Na de inname van zijn geboortestad besliste Mohammed om de Kaäba die tot dan een cultusplaats was waar meerdere goden werden vereerd, om te vormen tot een islamitisch heiligdom. Hij liet alle afgodsbeelden uit de Kaäba verwijderen en voorzag er voor de “Hadjar-ul-Aswad” of “Zwarte Steen” een ereplaats. Volgens de islam was de steen immers afkomstig uit het paradijs en door de engel Djibriel aan Ibrahim gegeven (Abraham in het Joodse en christelijk geloof).
De bijna kubusvormige constructie, ook bekend als de “Bayt Allah” of “Het huis van God”, neemt sindsdien dan ook voor alle moslims een bijzondere plaats in. Jaarlijks is het voor velen onder hen het reisdoel om zich te kwijten van de Hadj dat naast de “Sjahada” of geloofsbelijdenis, de “Salat” of rituele gebeden, de “Zakat” of het geven van aalmoezen en de “Ramadan” of vastenmaand één van de vijf pijlers is van de islam. Volgens hun geloof moeten immers alle gezonde moslims die het zich financieel kunnen veroorloven minstens éénmaal tijdens hun leven de pelgrimstocht naar Mekka ondernemen. De Kaäba, bedekt met de “Kiswah”, een zwartfluwelen doek versierd met goudbrokaat en kaligrafische verzen uit de Koran, vormt dan het hoogtepunt van hun bedevaartstocht.
De dood van de profeet
In juni 632 kwam Mohammed na een korte ziekte in Medina te overlijden. Zijn stoffelijk overschot werd ondergebracht in de “Masjid-an-Nabawi moskee” ook wel de “Moskee van de profeet” genoemd en is daarmee één van de belangrijkste plaatsen binnen de islam. Heel wat moslims maken dan ook gebruik van hun pelgrimstocht naar Mekka om het graf van de profeet te bezoeken.
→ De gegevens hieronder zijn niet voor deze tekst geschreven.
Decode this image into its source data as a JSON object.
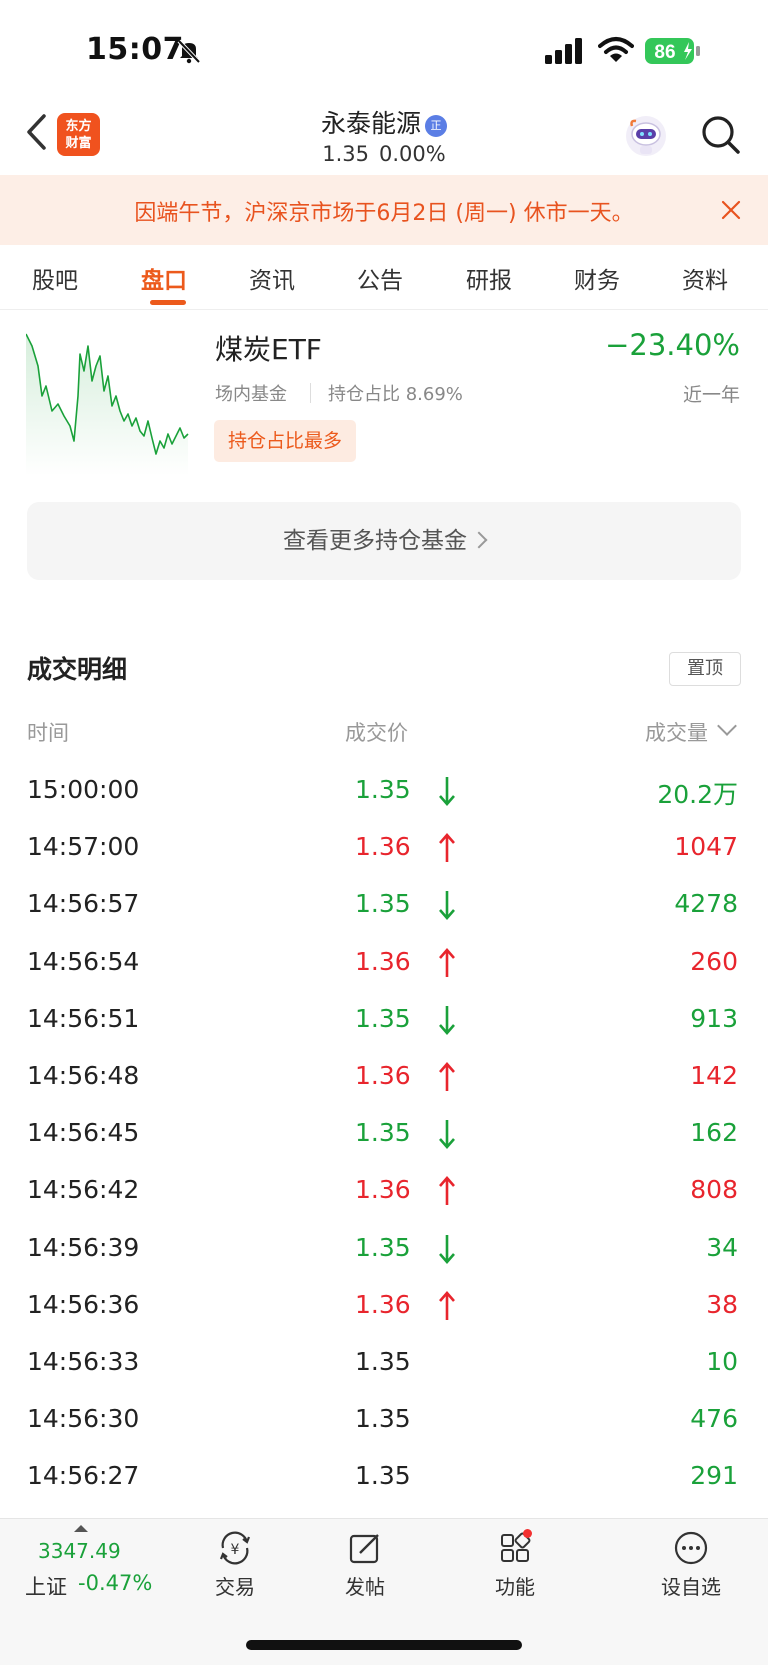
{
  "status_bar": {
    "time": "15:07",
    "battery": "86"
  },
  "header": {
    "title": "永泰能源",
    "title_badge": "正",
    "price": "1.35",
    "change_pct": "0.00%",
    "logo_text_1": "东方",
    "logo_text_2": "财富"
  },
  "notice": {
    "text": "因端午节，沪深京市场于6月2日 (周一) 休市一天。"
  },
  "tabs": [
    {
      "label": "股吧"
    },
    {
      "label": "盘口"
    },
    {
      "label": "资讯"
    },
    {
      "label": "公告"
    },
    {
      "label": "研报"
    },
    {
      "label": "财务"
    },
    {
      "label": "资料"
    }
  ],
  "active_tab": "盘口",
  "fund": {
    "name": "煤炭ETF",
    "change": "−23.40%",
    "period": "近一年",
    "type": "场内基金",
    "holding": "持仓占比 8.69%",
    "tag": "持仓占比最多"
  },
  "more_funds_label": "查看更多持仓基金",
  "trade_detail": {
    "title": "成交明细",
    "pin_label": "置顶",
    "columns": {
      "time": "时间",
      "price": "成交价",
      "volume": "成交量"
    },
    "rows": [
      {
        "time": "15:00:00",
        "price": "1.35",
        "dir": "down",
        "volume": "20.2万"
      },
      {
        "time": "14:57:00",
        "price": "1.36",
        "dir": "up",
        "volume": "1047"
      },
      {
        "time": "14:56:57",
        "price": "1.35",
        "dir": "down",
        "volume": "4278"
      },
      {
        "time": "14:56:54",
        "price": "1.36",
        "dir": "up",
        "volume": "260"
      },
      {
        "time": "14:56:51",
        "price": "1.35",
        "dir": "down",
        "volume": "913"
      },
      {
        "time": "14:56:48",
        "price": "1.36",
        "dir": "up",
        "volume": "142"
      },
      {
        "time": "14:56:45",
        "price": "1.35",
        "dir": "down",
        "volume": "162"
      },
      {
        "time": "14:56:42",
        "price": "1.36",
        "dir": "up",
        "volume": "808"
      },
      {
        "time": "14:56:39",
        "price": "1.35",
        "dir": "down",
        "volume": "34"
      },
      {
        "time": "14:56:36",
        "price": "1.36",
        "dir": "up",
        "volume": "38"
      },
      {
        "time": "14:56:33",
        "price": "1.35",
        "dir": "none",
        "volume": "10"
      },
      {
        "time": "14:56:30",
        "price": "1.35",
        "dir": "none",
        "volume": "476"
      },
      {
        "time": "14:56:27",
        "price": "1.35",
        "dir": "none",
        "volume": "291"
      }
    ]
  },
  "bottom_bar": {
    "index_value": "3347.49",
    "index_name": "上证",
    "index_pct": "-0.47%",
    "items": [
      {
        "label": "交易",
        "icon": "trade-icon"
      },
      {
        "label": "发帖",
        "icon": "post-icon"
      },
      {
        "label": "功能",
        "icon": "grid-icon"
      },
      {
        "label": "设自选",
        "icon": "more-icon"
      }
    ]
  },
  "colors": {
    "up": "#e8252d",
    "down": "#1aa13a",
    "accent": "#ec5a1c"
  }
}
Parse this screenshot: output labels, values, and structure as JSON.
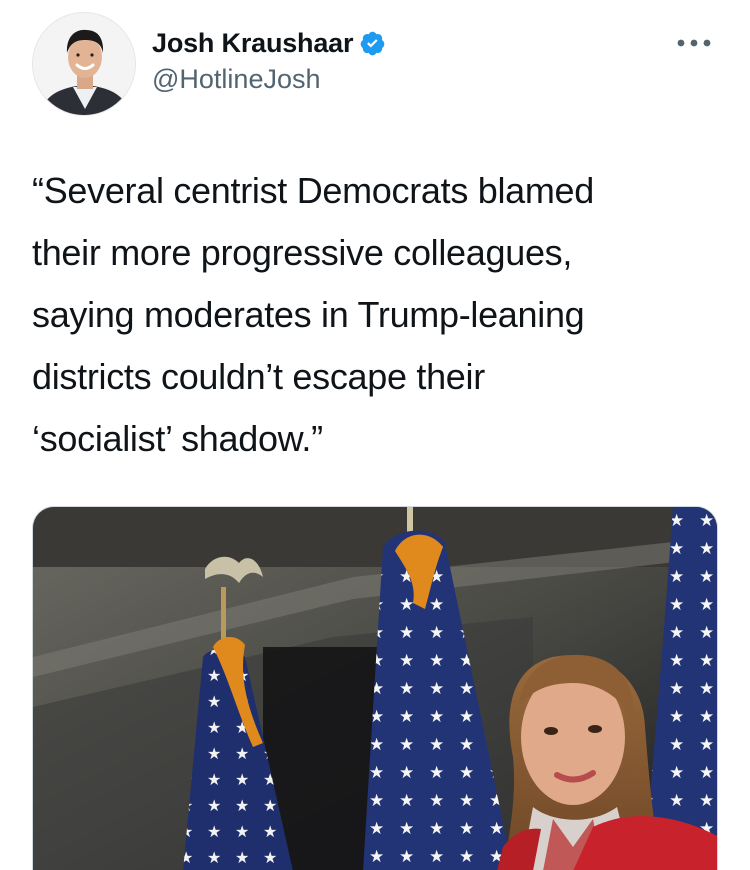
{
  "tweet": {
    "author": {
      "display_name": "Josh Kraushaar",
      "handle": "@HotlineJosh",
      "verified": true,
      "avatar_icon": "profile-photo"
    },
    "more_icon": "more-horizontal-icon",
    "text_lines": [
      "“Several centrist Democrats blamed",
      "their more progressive colleagues,",
      "saying moderates in Trump-leaning",
      "districts couldn’t escape their",
      "‘socialist’ shadow.”"
    ],
    "media": {
      "kind": "photo"
    }
  },
  "colors": {
    "verified_blue": "#1d9bf0",
    "text_primary": "#0f1419",
    "text_secondary": "#536471",
    "flag_blue": "#1f2f6e",
    "gold_fringe": "#e08a1e",
    "jacket_red": "#c8232c"
  }
}
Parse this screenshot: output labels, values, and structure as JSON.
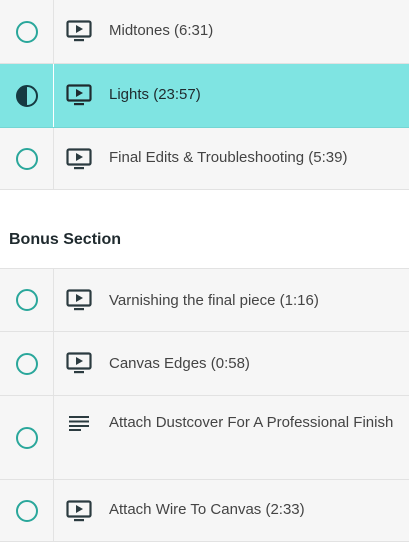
{
  "lessons_top": [
    {
      "title": "Midtones (6:31)",
      "status": "not-started",
      "icon": "video-play-icon"
    },
    {
      "title": "Lights (23:57)",
      "status": "in-progress",
      "icon": "video-play-icon"
    },
    {
      "title": "Final Edits & Troubleshooting (5:39)",
      "status": "not-started",
      "icon": "video-play-icon"
    }
  ],
  "bonus_section": {
    "heading": "Bonus Section",
    "lessons": [
      {
        "title": "Varnishing the final piece (1:16)",
        "status": "not-started",
        "icon": "video-play-icon"
      },
      {
        "title": "Canvas Edges (0:58)",
        "status": "not-started",
        "icon": "video-play-icon"
      },
      {
        "title": "Attach Dustcover For A Professional Finish",
        "status": "not-started",
        "icon": "text-lines-icon"
      },
      {
        "title": "Attach Wire To Canvas (2:33)",
        "status": "not-started",
        "icon": "video-play-icon"
      }
    ]
  },
  "colors": {
    "active_row": "#7fe4e2",
    "status_circle": "#2aa79b",
    "in_progress_fill": "#163a42"
  }
}
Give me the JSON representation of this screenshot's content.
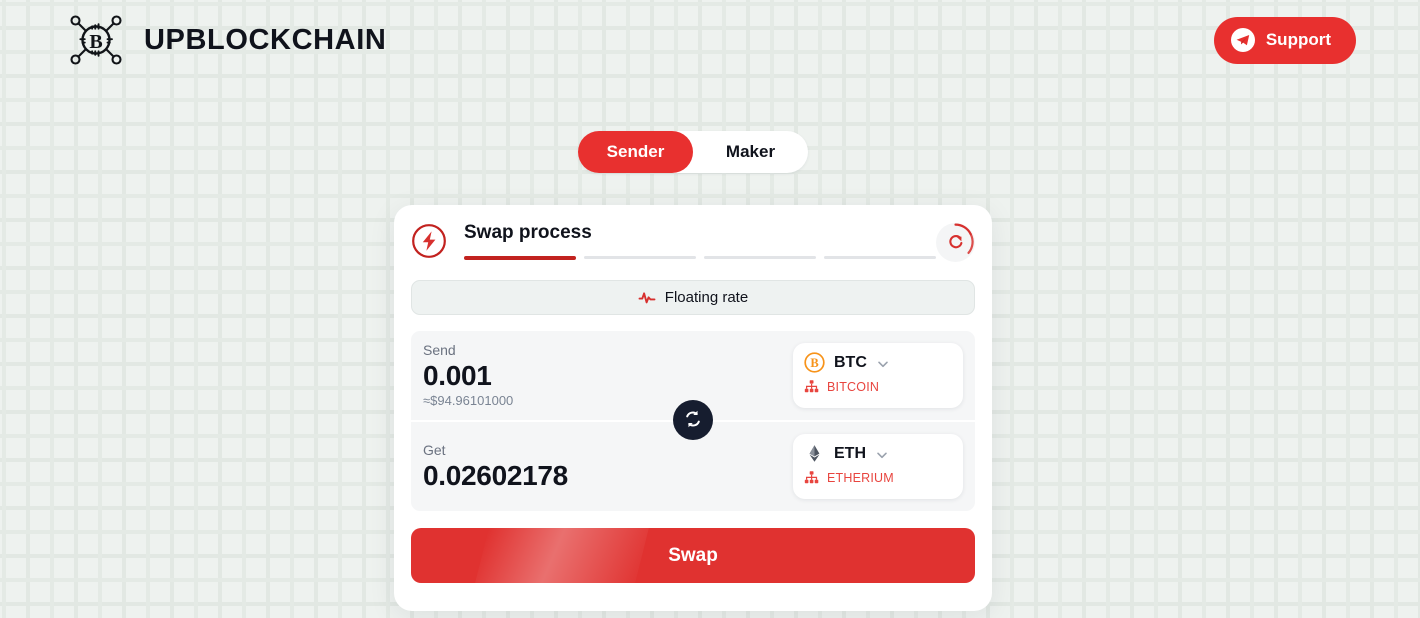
{
  "header": {
    "brand_name": "UPBLOCKCHAIN",
    "logo_icon": "bitcoin-network-logo",
    "support_label": "Support",
    "support_icon": "telegram-icon",
    "accent_color": "#e8302f"
  },
  "tabs": {
    "items": [
      {
        "label": "Sender",
        "active": true
      },
      {
        "label": "Maker",
        "active": false
      }
    ]
  },
  "card": {
    "title": "Swap process",
    "title_icon": "lightning-bolt-icon",
    "refresh_icon": "refresh-icon",
    "steps": [
      {
        "state": "done"
      },
      {
        "state": "pending"
      },
      {
        "state": "pending"
      },
      {
        "state": "pending"
      }
    ],
    "rate_mode": {
      "label": "Floating rate",
      "icon": "pulse-activity-icon"
    },
    "send": {
      "label": "Send",
      "amount": "0.001",
      "approx": "≈$94.96101000",
      "coin": {
        "ticker": "BTC",
        "network": "BITCOIN",
        "coin_icon": "bitcoin-coin-icon",
        "network_icon": "sitemap-icon",
        "chevron_icon": "chevron-down-icon",
        "color": "#f7931a"
      }
    },
    "get": {
      "label": "Get",
      "amount": "0.02602178",
      "coin": {
        "ticker": "ETH",
        "network": "ETHERIUM",
        "coin_icon": "ethereum-coin-icon",
        "network_icon": "sitemap-icon",
        "chevron_icon": "chevron-down-icon",
        "color": "#4e5561"
      }
    },
    "swap_toggle_icon": "swap-arrows-icon",
    "submit_label": "Swap"
  }
}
Na zijn dood werd Mohammed opgevolgd door zijn schoonvader, de kalief Aboe Bakr. Mohammeds neef en schoonzoon Ali ibn Aboe Talib was het daarmee oneens. Dit zorgde er uiteindelijk voor dat binnen de moslimgemeenschap twee hoofdstromingen ontstonden, het sjiisme en het soennisme. De tegenstellingen tussen beide stromingen draaiden daarom grotendeels rond de kwestie wie gerechtigd was Mohammed op te volgen. Voor de soennieten is de opvolging vrij, terwijl de sjiieten een bloedband met de profeet voorop stelden. Vandaag de dag vormen de soennieten met circa 80 à 90 procent veruit de grootste groep binnen de islam.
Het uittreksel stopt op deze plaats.